スカウティングに就いての一考察
中村 知
昭和25年6月号 日本連盟機関誌
ジャンボリー季刊第4号
- 昨年春,広島県のICE図書館で,1948年版の米国のハンドブックを見つけたので,前年版と比較して読んでみると,進級教程の問題が全く改善せられ,初級,二級,一級とも,(1)スカウト精神 (2)スカウト勤務(3)スカウト技能 の3つの部門に分けて,従来の科目が分類されているのに,深く興味を覚えたのである。
- 従来ともすれば,技術に走りがちなわれわれに,改めて精神教育,特に「ちかい」「おきて」標語・一日一善の生活実践を協調した点,そして隊員が,家庭・学校・教会・郷土において,スカウトとして他に率先して奉仕するということ,もちろん班や隊での勤務にいそしむことを力説し,考査に際してそれらの実績を報告し,父兄・教師・牧師・隣人達のそれ(奉仕活動)についての副甲裏書(上申書のようなものか)を要する点まで叫ばれているのには,全く驚かされたのである。
- 米国にあっては,スカウト教育は,正に社会を改善しつつある,という印象を与えられたのである。
- そこで私は公務の余暇に,ハンドブックを翻訳してみる決心をいたし,5月上旬から始め12月末日をもってついに訳了した。但し,自然研究の部分は,わが国の動植物と異なるものが多いので,省略した。
- 終わりの方の技能章教程を訳するにあたって,私は幾度も感嘆の声をあげた。いかにプロジェクト教育法が,巧みに各問題を通じてあらわされているかに感嘆したのである。
- そもそも,ベーデン・パウエル卿がこの教育法に,「スカウト」教育法(斤侯教育法)と名ずけた理由は,彼が騎兵将校として斤侯(スカウト)を教育した,その斤侯教育法に起源していることは言うまでもない。
- スカウティング・フォアー・ボーイズという英国の教範を彼が著したその前の1900年に,ロンドンのアルダーショットから,彼は「エイド ツウスカウティング」(斤侯の手引)という赤表紙小型の斤侯操典(勿論これは兵書である)を刊行したが,その巻末の方を読むにしたがって,彼が後年,ボーイスカウト 即ち少年斤侯のプログラムをプロゼクトする過程がほの見えるのである。
- けれどもこの教育法(プロゼクト教育法)を,スカウト教育法と名ずけたゆえんのものは,むしろ「斤侯を養成する行き方を持ってする教育法」と解釈する方が真意のように思われる。端的に申せば「プロゼクト教育法」と言うのと同意語なのである。
- 「斤侯を教育するには,まず想定を与えて兵に興味を起こさせ,それによって観察し行動することに,プロゼクトの作用がある。
- 行動後,斤侯は上官にそれを報告する。
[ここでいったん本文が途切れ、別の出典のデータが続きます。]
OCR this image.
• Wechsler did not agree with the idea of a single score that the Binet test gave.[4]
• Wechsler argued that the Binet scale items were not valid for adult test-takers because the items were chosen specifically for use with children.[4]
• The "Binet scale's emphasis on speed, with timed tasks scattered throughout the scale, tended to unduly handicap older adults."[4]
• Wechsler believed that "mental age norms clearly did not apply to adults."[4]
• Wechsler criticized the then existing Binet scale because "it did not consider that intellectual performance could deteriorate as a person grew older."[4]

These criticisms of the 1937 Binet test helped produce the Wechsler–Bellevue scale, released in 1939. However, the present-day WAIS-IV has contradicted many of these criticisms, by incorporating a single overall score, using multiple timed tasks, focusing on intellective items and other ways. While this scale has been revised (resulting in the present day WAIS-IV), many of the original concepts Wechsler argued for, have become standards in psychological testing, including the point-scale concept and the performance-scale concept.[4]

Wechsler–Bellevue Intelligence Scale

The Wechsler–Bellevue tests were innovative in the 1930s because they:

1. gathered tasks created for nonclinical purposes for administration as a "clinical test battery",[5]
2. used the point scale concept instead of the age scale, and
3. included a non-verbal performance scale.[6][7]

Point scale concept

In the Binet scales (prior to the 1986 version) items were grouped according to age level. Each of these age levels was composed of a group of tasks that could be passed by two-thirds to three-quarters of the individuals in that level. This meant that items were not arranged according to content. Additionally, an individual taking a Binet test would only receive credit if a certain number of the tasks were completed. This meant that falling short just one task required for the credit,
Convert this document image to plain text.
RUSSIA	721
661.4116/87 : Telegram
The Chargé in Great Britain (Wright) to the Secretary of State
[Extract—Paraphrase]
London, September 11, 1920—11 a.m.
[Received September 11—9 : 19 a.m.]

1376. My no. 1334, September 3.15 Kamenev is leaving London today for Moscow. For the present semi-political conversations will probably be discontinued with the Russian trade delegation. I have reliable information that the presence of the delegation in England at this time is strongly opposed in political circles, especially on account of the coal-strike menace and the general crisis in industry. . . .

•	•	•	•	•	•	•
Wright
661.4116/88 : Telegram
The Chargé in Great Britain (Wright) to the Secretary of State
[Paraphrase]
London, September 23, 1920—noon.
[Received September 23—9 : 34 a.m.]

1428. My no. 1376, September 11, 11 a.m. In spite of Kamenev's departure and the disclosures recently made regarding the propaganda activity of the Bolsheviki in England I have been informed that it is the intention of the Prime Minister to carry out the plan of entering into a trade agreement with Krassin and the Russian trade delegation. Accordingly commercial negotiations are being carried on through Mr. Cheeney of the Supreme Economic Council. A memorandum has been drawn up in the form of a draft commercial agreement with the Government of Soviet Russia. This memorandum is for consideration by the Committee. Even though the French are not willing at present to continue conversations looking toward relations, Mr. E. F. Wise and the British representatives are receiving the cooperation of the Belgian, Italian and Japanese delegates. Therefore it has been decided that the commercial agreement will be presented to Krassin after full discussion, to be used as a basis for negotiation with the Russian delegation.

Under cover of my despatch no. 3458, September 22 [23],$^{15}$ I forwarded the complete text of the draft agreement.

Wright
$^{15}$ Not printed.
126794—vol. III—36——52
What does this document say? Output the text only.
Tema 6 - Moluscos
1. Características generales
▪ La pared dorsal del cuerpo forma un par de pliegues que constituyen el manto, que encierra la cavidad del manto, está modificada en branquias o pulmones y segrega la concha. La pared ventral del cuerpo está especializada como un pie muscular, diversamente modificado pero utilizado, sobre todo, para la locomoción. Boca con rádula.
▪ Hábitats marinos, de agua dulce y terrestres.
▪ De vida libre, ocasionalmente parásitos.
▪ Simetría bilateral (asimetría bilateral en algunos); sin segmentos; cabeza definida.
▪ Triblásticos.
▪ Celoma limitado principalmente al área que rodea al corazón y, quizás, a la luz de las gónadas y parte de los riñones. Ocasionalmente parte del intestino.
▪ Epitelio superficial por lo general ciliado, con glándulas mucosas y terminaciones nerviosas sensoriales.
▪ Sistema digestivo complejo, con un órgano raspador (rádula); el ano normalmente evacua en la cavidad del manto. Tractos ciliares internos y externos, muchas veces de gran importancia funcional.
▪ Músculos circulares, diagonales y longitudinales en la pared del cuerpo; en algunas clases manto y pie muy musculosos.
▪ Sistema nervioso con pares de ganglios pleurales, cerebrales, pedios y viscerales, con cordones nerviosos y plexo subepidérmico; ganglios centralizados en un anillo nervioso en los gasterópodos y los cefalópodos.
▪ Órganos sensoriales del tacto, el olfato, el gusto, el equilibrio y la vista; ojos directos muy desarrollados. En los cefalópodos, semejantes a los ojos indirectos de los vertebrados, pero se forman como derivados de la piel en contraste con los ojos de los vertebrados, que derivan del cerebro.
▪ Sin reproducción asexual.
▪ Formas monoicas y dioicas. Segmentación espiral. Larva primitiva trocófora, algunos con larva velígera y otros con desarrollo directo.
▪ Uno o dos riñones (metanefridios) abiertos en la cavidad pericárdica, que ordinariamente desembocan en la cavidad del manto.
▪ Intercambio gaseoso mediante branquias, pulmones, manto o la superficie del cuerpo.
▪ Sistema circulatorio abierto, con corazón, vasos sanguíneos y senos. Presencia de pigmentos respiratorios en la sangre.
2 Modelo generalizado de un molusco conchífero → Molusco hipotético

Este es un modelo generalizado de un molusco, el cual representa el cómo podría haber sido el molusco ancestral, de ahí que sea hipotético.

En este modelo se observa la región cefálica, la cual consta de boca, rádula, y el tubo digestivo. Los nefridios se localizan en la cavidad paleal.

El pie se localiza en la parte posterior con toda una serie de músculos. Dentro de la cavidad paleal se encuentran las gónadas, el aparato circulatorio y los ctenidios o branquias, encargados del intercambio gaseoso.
上官はそれに就いて講評する。
- 兵はその講評を聞いて反省し,この次には悪かった典を改善せんと決意してつとむ。すなわち向上に資する」こにまた第2のプロゼクトが生起する。
- こうしたやり方で,少年を教育しようというふくみから,「スカウト教育」すなわち「斤侯教育」と名ずけたと解釈できるのである。
- 世に言うところの「へいわの斤侯を養成するのだ」という言葉も,誤りではないが,しいて「斤侯を養成する」と,”斤侯”という言葉にこだわる必要もあるまい。(プロゼクト教育法でよい)
- プロゼクトするとは,「正確な立案,計画をなし,それに興味による活動力を誘導させ,その行動進行の過程に要領と骨子を掴み,具体的に,ある仕事を成し遂げる教育作業の単元である」と説かれている。プロゼクトメソードと呼ばれる。その作業中に,旧知識 すなわち生活経験が働き,同時にそこから新知識を得る。
- ただし,ギルバトリック氏の説くごとく,行動における問題及び目的の要素を,精神的作業を種とする,という一派もある。